O Conselho Empresarial do Tâmega e Sousa vai realizar, no dia 6 de dezembro, em Lousada, uma sessão de esclarecimento no âmbito do projeto de Formação-Ação “Melhor Turismo 2020”, promovido com o apoio da CTP – Confederação do Turismo de Portugal. 

A sessão, destinada a empresários da área do Turismo, irá decorrer na Academia de Formação de Lousada. 

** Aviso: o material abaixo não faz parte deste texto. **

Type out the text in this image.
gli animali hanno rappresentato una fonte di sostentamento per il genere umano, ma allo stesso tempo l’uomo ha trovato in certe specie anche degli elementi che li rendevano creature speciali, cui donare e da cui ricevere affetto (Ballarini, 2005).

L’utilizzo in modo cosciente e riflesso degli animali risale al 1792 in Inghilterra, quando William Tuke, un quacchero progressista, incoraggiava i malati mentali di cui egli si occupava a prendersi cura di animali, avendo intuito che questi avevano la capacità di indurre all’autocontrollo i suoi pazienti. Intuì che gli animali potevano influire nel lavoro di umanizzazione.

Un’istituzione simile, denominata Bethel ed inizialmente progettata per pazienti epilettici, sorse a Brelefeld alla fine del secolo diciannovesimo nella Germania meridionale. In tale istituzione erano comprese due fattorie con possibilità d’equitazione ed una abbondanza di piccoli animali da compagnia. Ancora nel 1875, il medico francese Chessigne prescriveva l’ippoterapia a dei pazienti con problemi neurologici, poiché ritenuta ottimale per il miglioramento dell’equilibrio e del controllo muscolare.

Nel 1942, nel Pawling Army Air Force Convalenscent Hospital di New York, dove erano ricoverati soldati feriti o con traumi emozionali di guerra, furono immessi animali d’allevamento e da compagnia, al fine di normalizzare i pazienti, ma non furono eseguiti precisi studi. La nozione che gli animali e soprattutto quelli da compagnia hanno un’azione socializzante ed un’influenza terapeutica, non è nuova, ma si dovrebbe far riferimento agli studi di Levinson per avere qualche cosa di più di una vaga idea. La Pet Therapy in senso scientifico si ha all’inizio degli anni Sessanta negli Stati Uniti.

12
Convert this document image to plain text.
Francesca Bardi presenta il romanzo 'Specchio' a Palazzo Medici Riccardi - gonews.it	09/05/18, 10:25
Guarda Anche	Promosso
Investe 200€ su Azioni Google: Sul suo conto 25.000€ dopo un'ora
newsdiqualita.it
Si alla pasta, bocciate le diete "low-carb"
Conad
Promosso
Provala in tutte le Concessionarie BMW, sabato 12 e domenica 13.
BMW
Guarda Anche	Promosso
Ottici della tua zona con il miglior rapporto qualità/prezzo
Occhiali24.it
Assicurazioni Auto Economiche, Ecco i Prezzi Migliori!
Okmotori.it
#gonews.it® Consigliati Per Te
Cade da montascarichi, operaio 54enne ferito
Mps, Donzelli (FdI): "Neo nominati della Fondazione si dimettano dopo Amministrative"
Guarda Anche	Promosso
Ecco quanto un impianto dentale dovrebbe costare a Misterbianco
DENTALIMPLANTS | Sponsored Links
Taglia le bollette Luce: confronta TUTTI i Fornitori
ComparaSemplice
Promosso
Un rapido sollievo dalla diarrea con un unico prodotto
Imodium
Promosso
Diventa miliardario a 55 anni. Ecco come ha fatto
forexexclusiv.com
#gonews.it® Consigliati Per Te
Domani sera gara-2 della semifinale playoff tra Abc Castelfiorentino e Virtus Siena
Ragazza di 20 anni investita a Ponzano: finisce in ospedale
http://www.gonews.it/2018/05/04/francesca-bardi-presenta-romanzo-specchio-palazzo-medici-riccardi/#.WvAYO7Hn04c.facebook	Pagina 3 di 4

programa contempla uma breve apresentação do projeto em curso, as suas vantagens e exemplos práticos de auxílio aos empresários para readaptação e qualificação dos seus negócios, com especial enfoque no apoio à identificação de oportunidades no âmbito de programas europeus

Depois da apresentação geral, a sessão contará com um momento individual para esclarecimento de dúvidas de forma mais personalizada.

Trata-se de uma oportunidade para os empresários interessados obterem mais informação acerca deste projeto financiado, com consultoria personalizada, formação certificada e apoio à medida de cada negócio.

A iniciativa local é promovida com o apoio da do Município de Lousada e da Rota do Românico – Valsousa.

O “Melhor Turismo 2020” é cofinanciado pelo Compete 2020, Portugal 2020 e União Europeia, através do Fundo Social Europeu.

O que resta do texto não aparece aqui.